A member of the Dominican order, Schönborn comes from a family of Bohemian nobility that gave him a sense of “noblesse oblige.” Pope John Paul signaled his respect for him by making him the editor of the new church catechism issued in the 1990s.
Angelo Scola (Italian),
born Nov. 7, 1941
Venice’s Scola is the first cardinal from Communion and Liberation, one of the conservative church movements that have enjoyed special support under John Paul. Promoted in 2003, he is regarded as an open-minded conservative and a good administrator.
Scola, who is fluent in English after studying at the Catholic University of America in Washington, D.C., was a professor and rector at the Lateran University. In 1995, he became head of its John Paul II Institute on Marriage and the Family.
He is said to have helped draft recent encyclicals in which the pope restated his strong defense of traditional Catholic teaching on moral issues.
Dionigi Tettamanzi (Italian),
born March 14, 1934
Tettamanzi, who heads the powerful archdiocese of Milan, tops the list of Italian favorites.
An intellectual, former seminary rector and prolific writer who helped Pope John Paul compose some of his encyclicals, the “little Lombard” has a lot of friends and few enemies.

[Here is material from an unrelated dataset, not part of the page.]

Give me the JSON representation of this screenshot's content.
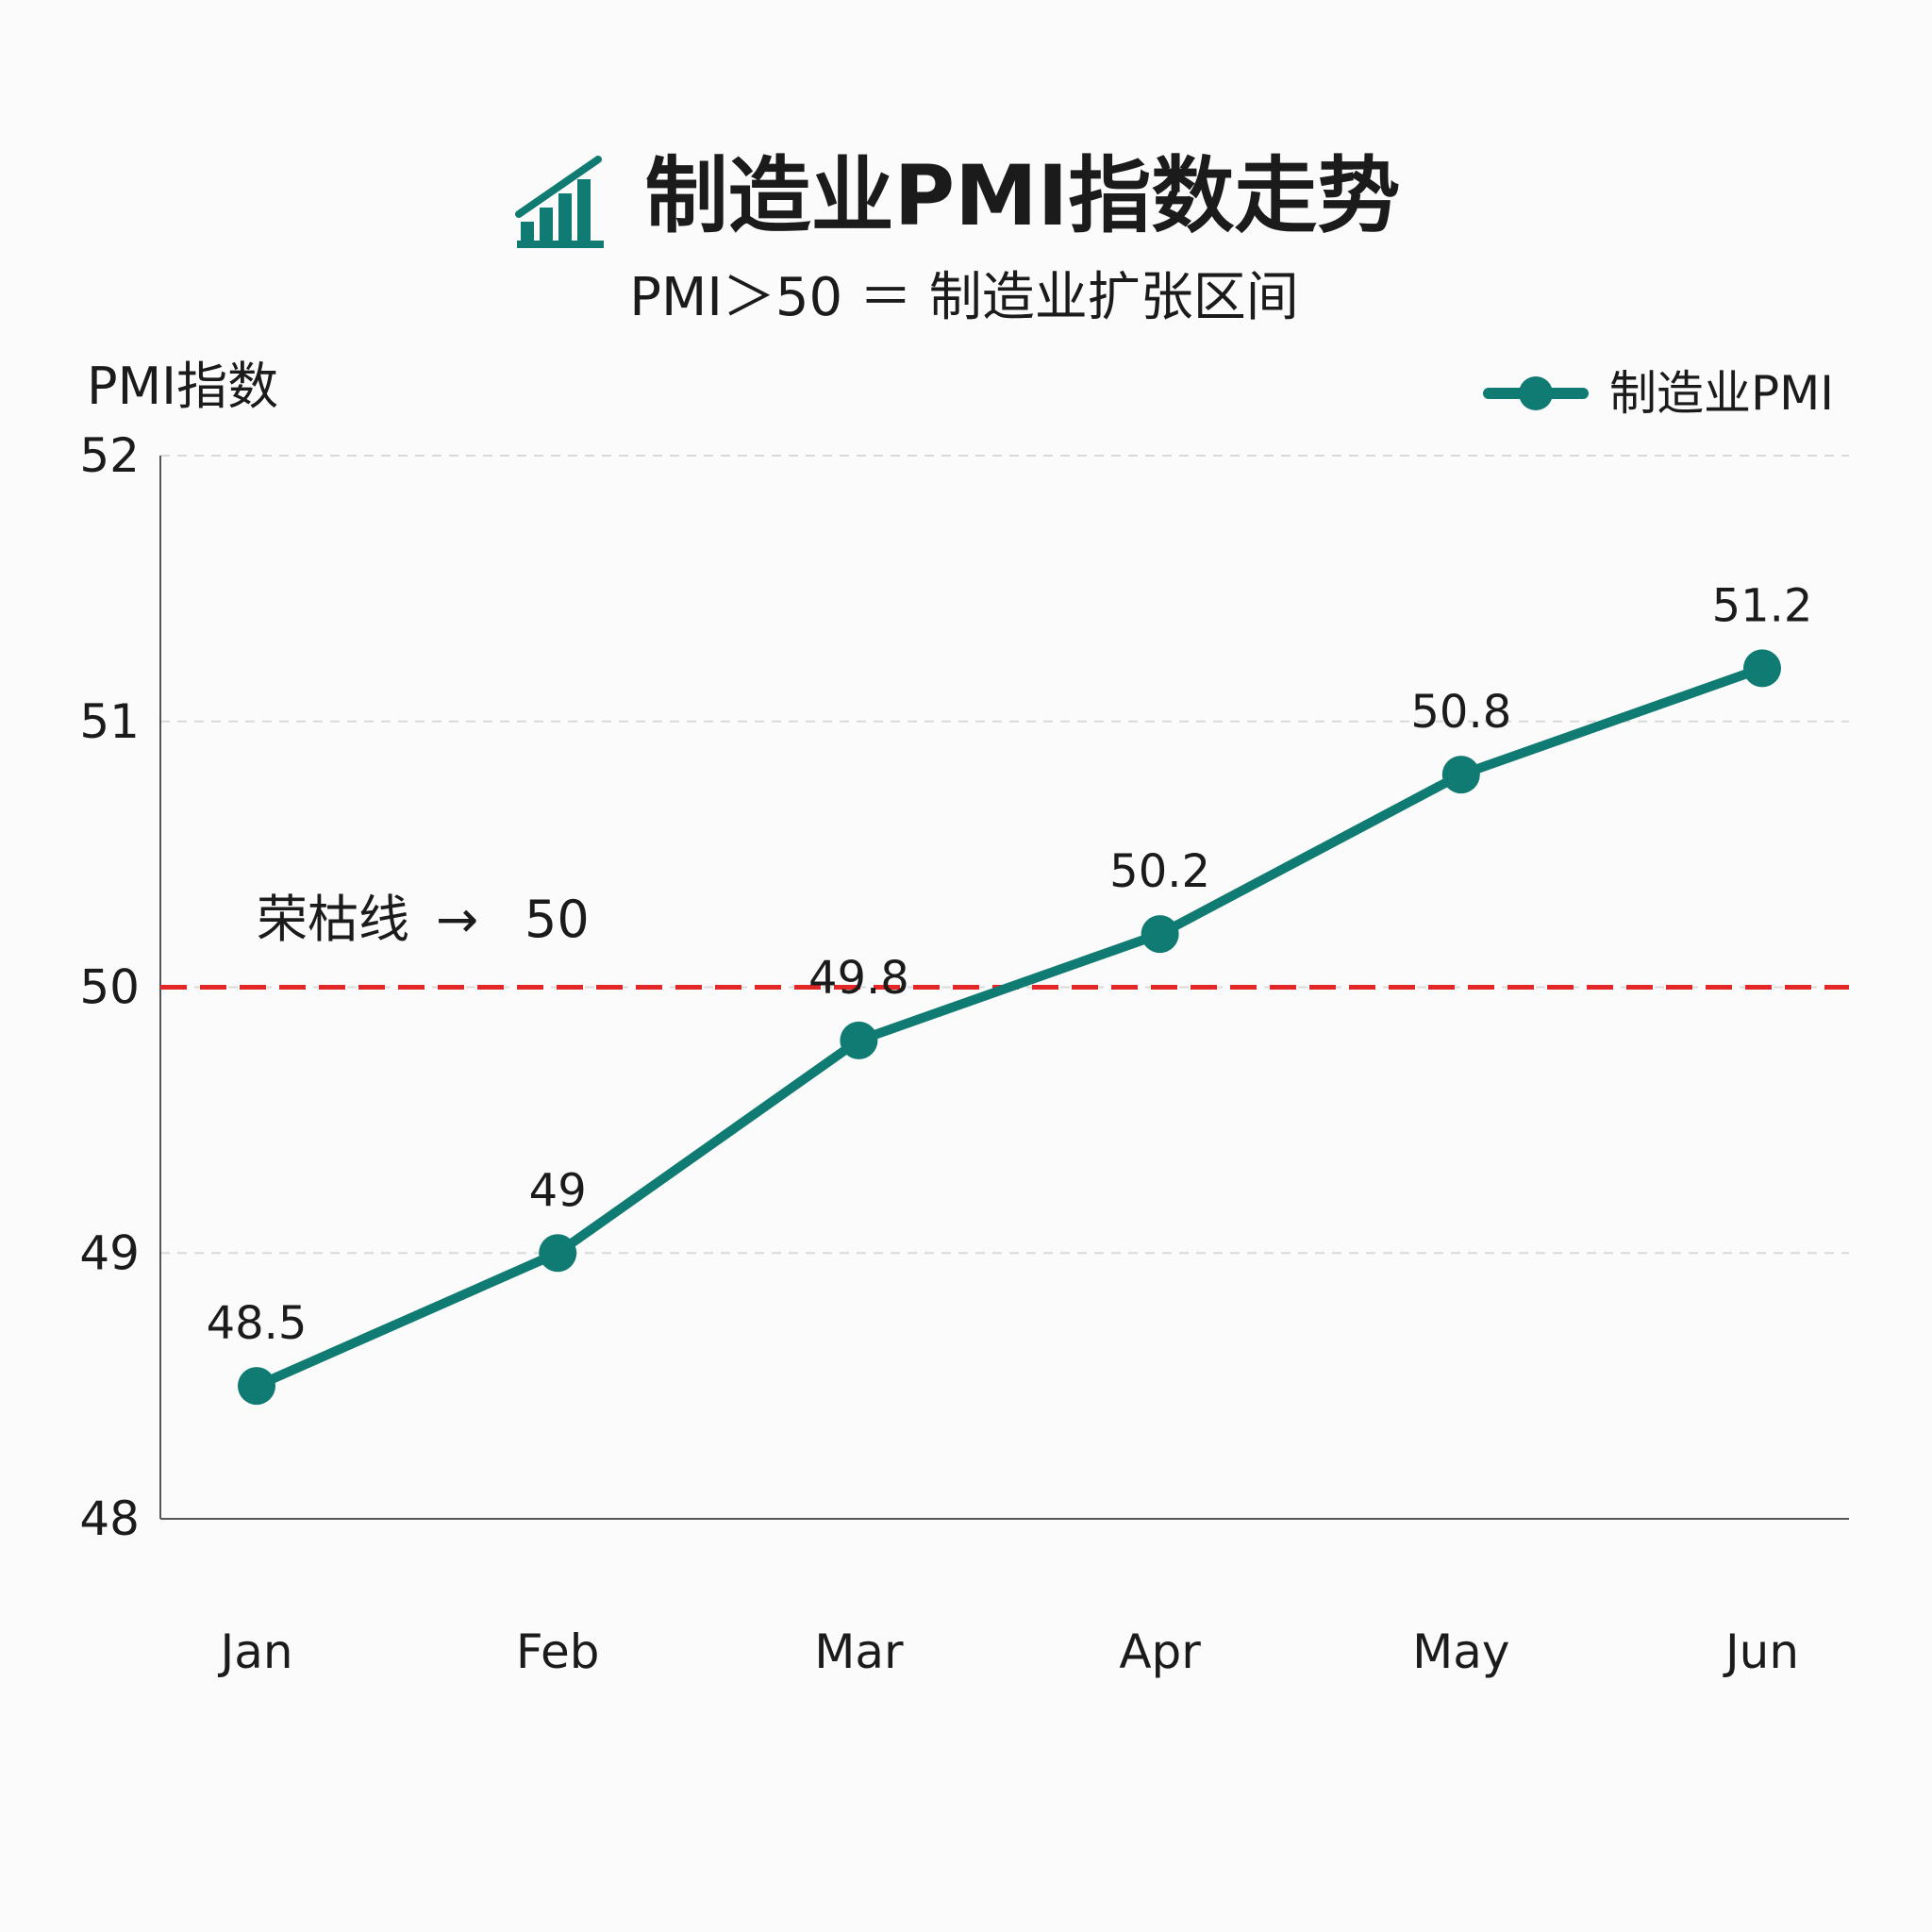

A theological conservative, he firmly backed Pope Paul VI’s 1968 encyclical “Humanae Vitae” banning artificial birth control.
Before moving to Milan, he was archbishop of Genoa and also served as head of the Italian bishops’ conference.
Tettamanzi defended anti-globalization protesters during a G8 summit in 2001 and has championed the fight against AIDS in Africa. Unusual for a cardinal, he is not a linguist and has not traveled much outside Italy.